Crescent Dunes thermal solar plant near Las Vegas. Image Credit: Science Alert
Flywheel Energy Storage
Flywheels take power drawn from the grid to spin the rotors very fast, storing the power as rotational energy. A fairly simple design, a flywheel is a large cylinder inside which is a rotor in a vacuum. When the power is needed, the rotor uses its inertial energy to generate electricity back to the grid. There are a lot of upsides to flywheels: they are compact, last a long time, and require very little maintenance. Because of their small size, they can be located near consumers of power that need them. The only downside is that most of these devices hold kilowatts of power, but this can be overcome with “flywheel farms” that can store megawatts. The largest flywheel farm in the United States is Beacon Power’s Stephentown Flywheel Energy Storage Plant in New York, with a capacity of 20 MW.
Flywheel energy storage. Image Credit: Better World Solutions.
Batteries are a technology that everyone is familiar with, from flashlights and cell phones to laptops and electric cars. Grid-scale batteries are just heating up and “There are many different types of batteries that have large-scale energy storage potential, including sodium-sulfur, metal air, lithium ion, and lead-acid batteries. There are several battery installations at wind farms; including the Notrees Wind Storage Demonstration Project in Texas, which uses a 36 MW battery facility to help ensure stability of the power supply even when the wind isn’t blowing”, according to UCS. The electric vehicle industry has been a huge driver of new battery technology, causing sharp increases in battery performance with decreases in costs. EVs can even act as supplements to the grid through battery discharge.

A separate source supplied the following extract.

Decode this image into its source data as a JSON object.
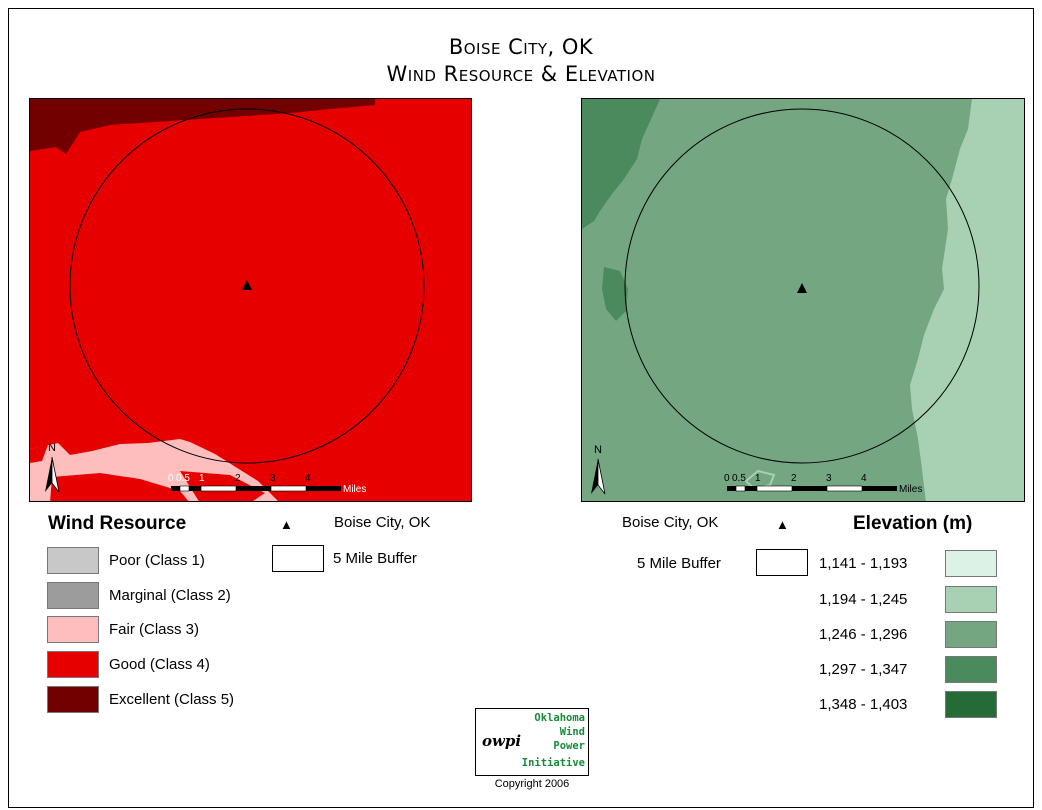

Stacked Block Energy Storage
Energy Vault has developed stacked block technology, a brand new method that works similarly to other mechanical methods of energy storage, and was inspired by pumped hydro. Cranes stack 35 ton bricks into a tower hundreds of feet in the air, storing the energy in the elevation gain. Energy is discharged by lowering the blocks back down to the ground. The first small scale prototype was built in 2018 followed by the current full size version completed in July 2020. Software development and testing are being performed as of late 2020. The towers are expected to have a capacity of 20 to 80 MW and a continuous 4-8 MW discharge for 8-16 hours. They are already honing their technology to develop a new system that could generate multi-GWh of storage capacity.
Stacked block energy storage. Image Credit: Energy Vault.
There are many methods to store energy, with improvements on old and new technologies on the horizon. As the world consumes more energy and at the same time seeks to become more energy efficient, storage will play an increasingly important role. New technologies like anti-solar may be able to help with nighttime demand by turning residual heat into power at night, but are not ready for mainstream use. This type of technology is also brand new and currently operates at 25% of the efficiency of solar, so more robust energy storage solutions are still needed as power needs around the world continue to grow.
The team at OneStep Power is excited to see the new technologies that keep the power flowing. Your energy could be coming from nuclear, gas, wind, hydro, thermal, flywheels, or even stacked blocks! So, this Fun Fact Friday we’ll leave you with a question: do you know where your energy comes from?